Day two in Croatia – I didn’t get the early start I wanted to because I stayed out incredibly late the night before with my mates. I only had one beer (Negra Modella) at about 10:00pm the previous night, but a lack of sleep made this 30-something year old feel like I had a massive hang-over. I managed to get up (thanks to a phone-call) for breakfast before it ended at 10:00am. I went back to sleep and was woken up again at 12:00pm from knocks on my door. It was not meant for me to rest. Although, I needed to desperately.
I decided to leave my mates and do my own thing. My day started with a walk from the hotel toward the bustling city center. The weather was relatively pleasant and the sun was shining. I walked past the beautiful Botanical Gardens, the Croatian Archives, and former Library. The buildings are typical European-style, they are grand, the architecture is amazing, and unlike many of the great buildings I have seen in London or Paris, the buildings in Zagreb are full of color; there is no way you can miss the orange and yellow hues of some of the buildings.

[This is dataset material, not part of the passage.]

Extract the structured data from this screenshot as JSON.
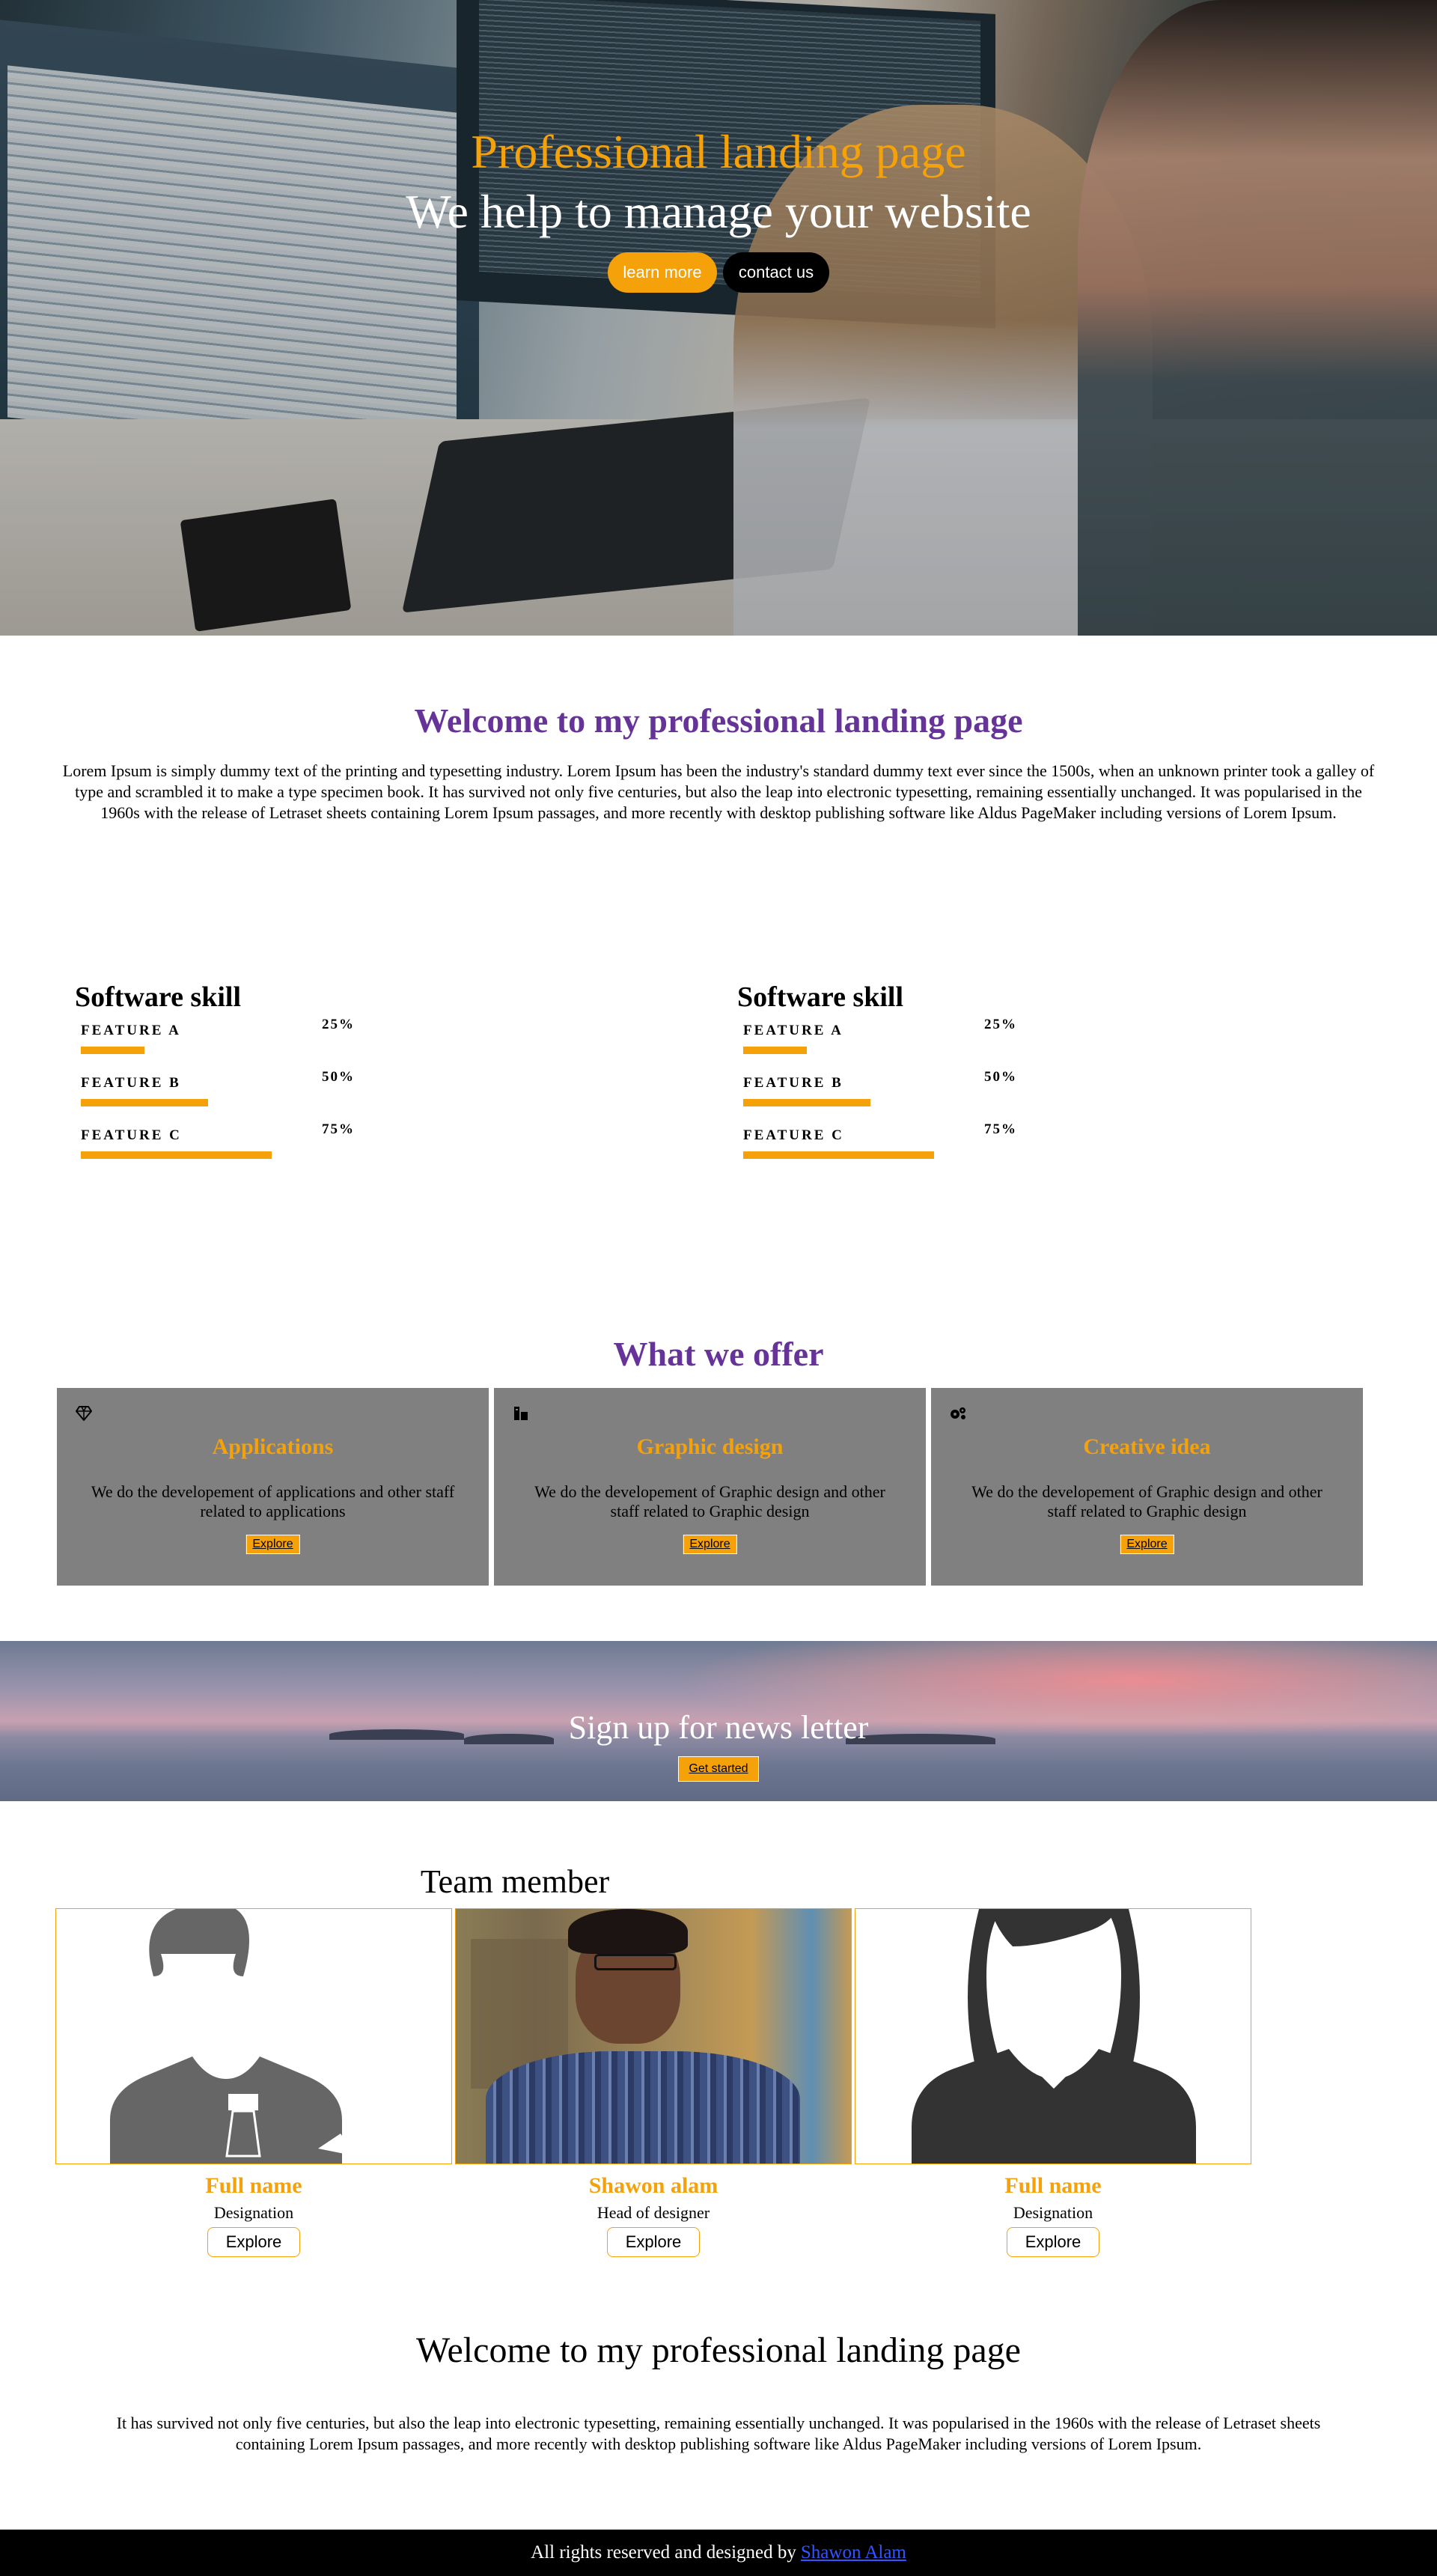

I was disappointed to find the Ethnographic Museum closed (as it was only open from 10:00am -1:00pm on Saturdays). However, there were several museums in the same area so I skipped on over to the Mimara Museum, which similar to the Barnes Foundation in Lower Merion (PA) and the Walters Art Museum in Baltimore, started from personal collections, but the Mimara can not compare to the Barnes although the building is amazing. The museum space consisted of 4 floors and could easily be visited in an hour. The highlight of the museum was a Renoir piece which was prominently displayed front and center of one of the halls. Other than the art deco, which I’m finding quite interesting as of late, I didn’t find much else of interest in this museum. If you are into pre-19th and 20th century art, then this is the place for you.

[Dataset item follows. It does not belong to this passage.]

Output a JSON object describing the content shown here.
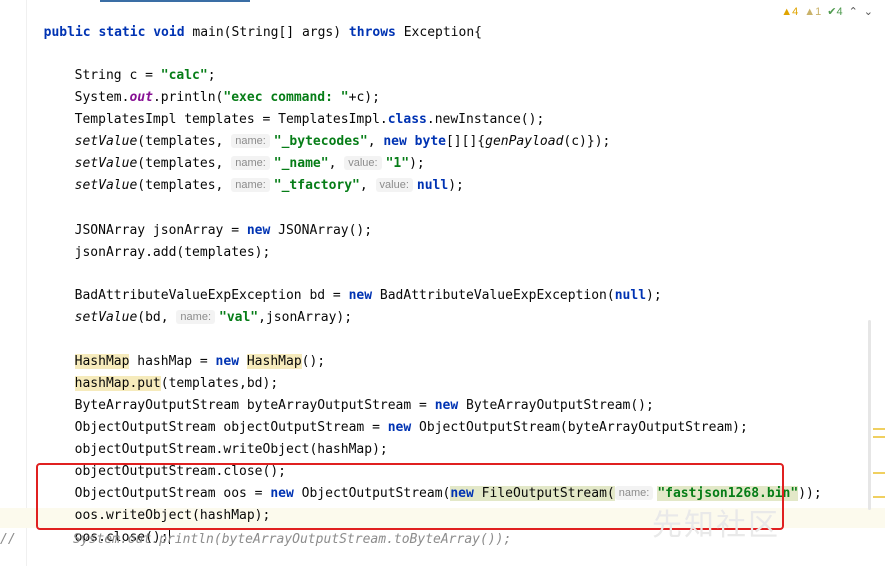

After leaving this museum feeling quite ill, I set out for a walk hoping the fresh air would liven my spirits. To my disappointment, many stores were closed. However, I greatly enjoyed the walk. I walked to the British Square to find it empty. On Sunday’s it is full of vendors outside (just my luck). I then walked to the Museum of Broken Relationships.

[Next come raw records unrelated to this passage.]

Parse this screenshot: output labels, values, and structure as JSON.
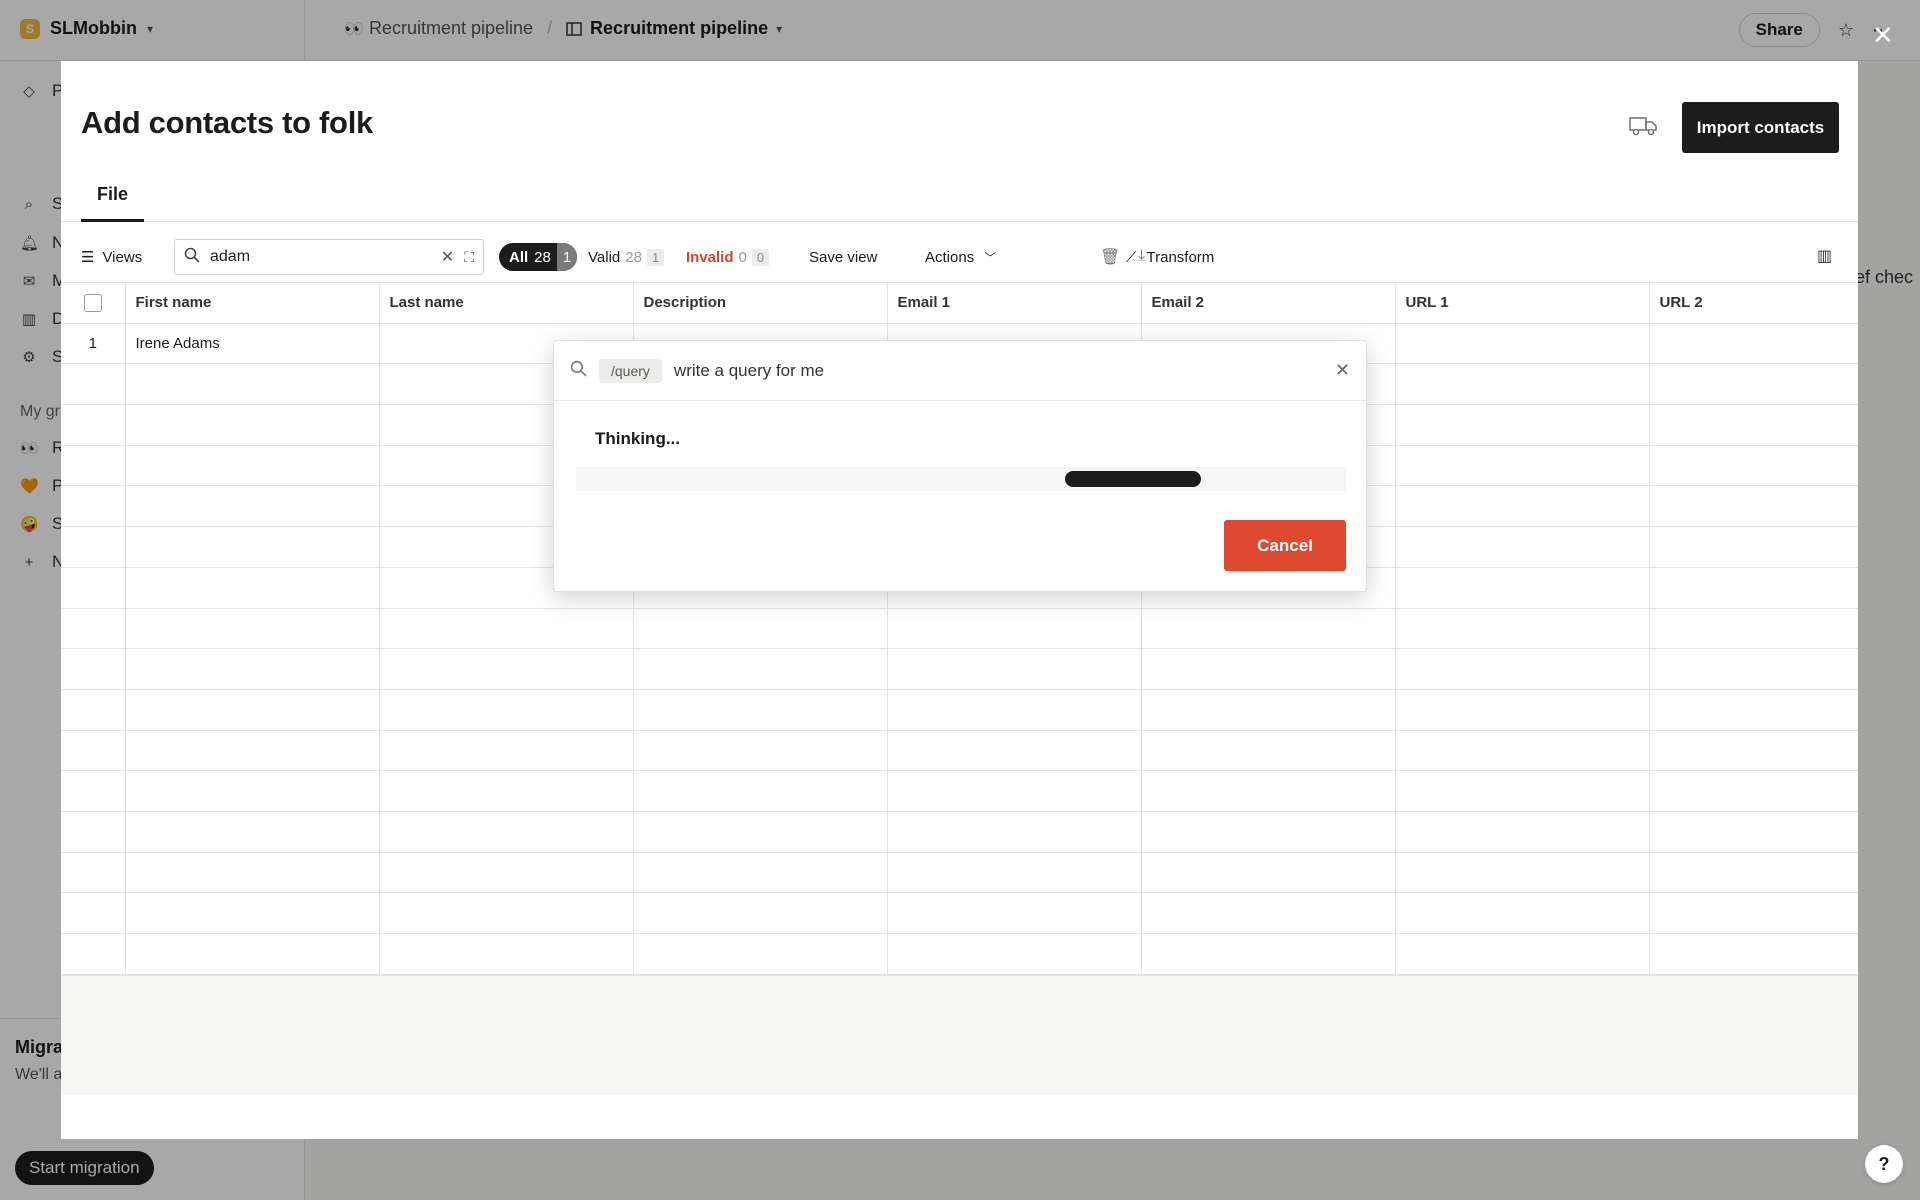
{
  "workspace": {
    "name": "SLMobbin",
    "logo_letter": "S"
  },
  "breadcrumb": {
    "parent": "Recruitment pipeline",
    "parent_emoji": "👀",
    "current": "Recruitment pipeline",
    "separator": "/"
  },
  "topbar": {
    "share_label": "Share"
  },
  "sidebar": {
    "items": [
      {
        "label": "Pr",
        "icon": "diamond-icon"
      },
      {
        "label": "S",
        "icon": "search-icon"
      },
      {
        "label": "N",
        "icon": "bell-icon"
      },
      {
        "label": "M",
        "icon": "mail-icon"
      },
      {
        "label": "D",
        "icon": "chart-icon"
      },
      {
        "label": "S",
        "icon": "gear-icon"
      }
    ],
    "groups_heading": "My gr",
    "groups": [
      {
        "emoji": "👀",
        "label": "R"
      },
      {
        "emoji": "🧡",
        "label": "P"
      },
      {
        "emoji": "🤪",
        "label": "S"
      },
      {
        "emoji": "+",
        "label": "N"
      }
    ],
    "migration": {
      "title": "Migra",
      "text": "We'll a conta migra",
      "button_label": "Start migration"
    }
  },
  "background_right_text": "ef chec",
  "modal": {
    "title": "Add contacts to folk",
    "import_label": "Import contacts",
    "tabs": [
      {
        "label": "File"
      }
    ],
    "toolbar": {
      "views_label": "Views",
      "search_value": "adam",
      "filters": {
        "all": {
          "label": "All",
          "count": "28",
          "selected": "1"
        },
        "valid": {
          "label": "Valid",
          "count": "28",
          "selected": "1"
        },
        "invalid": {
          "label": "Invalid",
          "count": "0",
          "selected": "0"
        }
      },
      "save_view_label": "Save view",
      "actions_label": "Actions",
      "transform_label": "Transform"
    },
    "table": {
      "columns": [
        "First name",
        "Last name",
        "Description",
        "Email 1",
        "Email 2",
        "URL 1",
        "URL 2"
      ],
      "rows": [
        {
          "num": "1",
          "first_name": "Irene Adams",
          "last_name": "",
          "description": "",
          "email1": "",
          "email2": "",
          "url1": "",
          "url2": ""
        }
      ]
    }
  },
  "palette": {
    "chip": "/query",
    "input_value": "write a query for me",
    "status": "Thinking...",
    "cancel_label": "Cancel",
    "progress": {
      "start": 0.635,
      "end": 0.812
    }
  },
  "colors": {
    "accent_red": "#dd4a30",
    "primary_dark": "#1c1c1c",
    "invalid_red": "#d9452b"
  }
}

This museum or gallery was absolutely amazing. They had a coffee bar where I enjoyed a nice cup of water and tea while listening to UB40. “Finally” I thought to myself “Zagreb – I’m finally feeling you”. I felt much better after I recharged a bit and walked through the gallery. I honestly thought it was just going to be trinkets from past relationships. However, it was much more than that. The space held trinkets, but also written statements from the owners about what the pieces meant and in some cases a bit of information about the relationships. There were various themes including Time and Grief. The pieces that stood out the most for me was a watch and a clock with a Skype picture underneath. The watch belonged to a woman who was in love. On the day that her partner told her he loved her, he took her watch off and stopped the watch to the exact time so that she would always remember. She thought the gesture was romantic at the time, but as the relationship didn’t last, she regrets letting time “stand still” so to speak and wishes that she didn’t waste so much time with that man. I’m sure we can all relate to that! The exhibit with Skype touched me the most because I also had a long-distance relationship where Skype was the main mode of communication. The woman explained how she always found herself calculating what time it was where he was (which is something that I did constantly). Additionally she went on to say that they broke up over skype – which I also can relate to.
The overall exhibit really spoke to me as I am sure it relates to anyone who has had a broken relationship. But what was so great about the exhibit was that it wasn’t just about breaking up, it was also about finding a happy space and regaining our independence from a heartbreak which can literally render us stagnant. For many of the individuals, donating the items and writing about it was a means of catharsis, a method of providing closure and healing, and in some cases forgiveness.
After the gallery, I took a ride in a Funicular. It is one of the shortest in the world and took less than a minute to get to the bottom of the hill. The view from the top of the hill was amazing as I could see all the great buildings in the distance and see the vastness of the city of Zagreb. As the sun began to set and I felt a few drops on my face, I decided to grab a bite to eat before heading back to the hotel. After eating a hearty meal and walking back to my hotel, I was completely shattered. I took a nap, had my nap interrupted by my mates who came to check in on me, went back to sleep, raided the mini bar (just some chips and water), blogged, and now I’m off to bed again!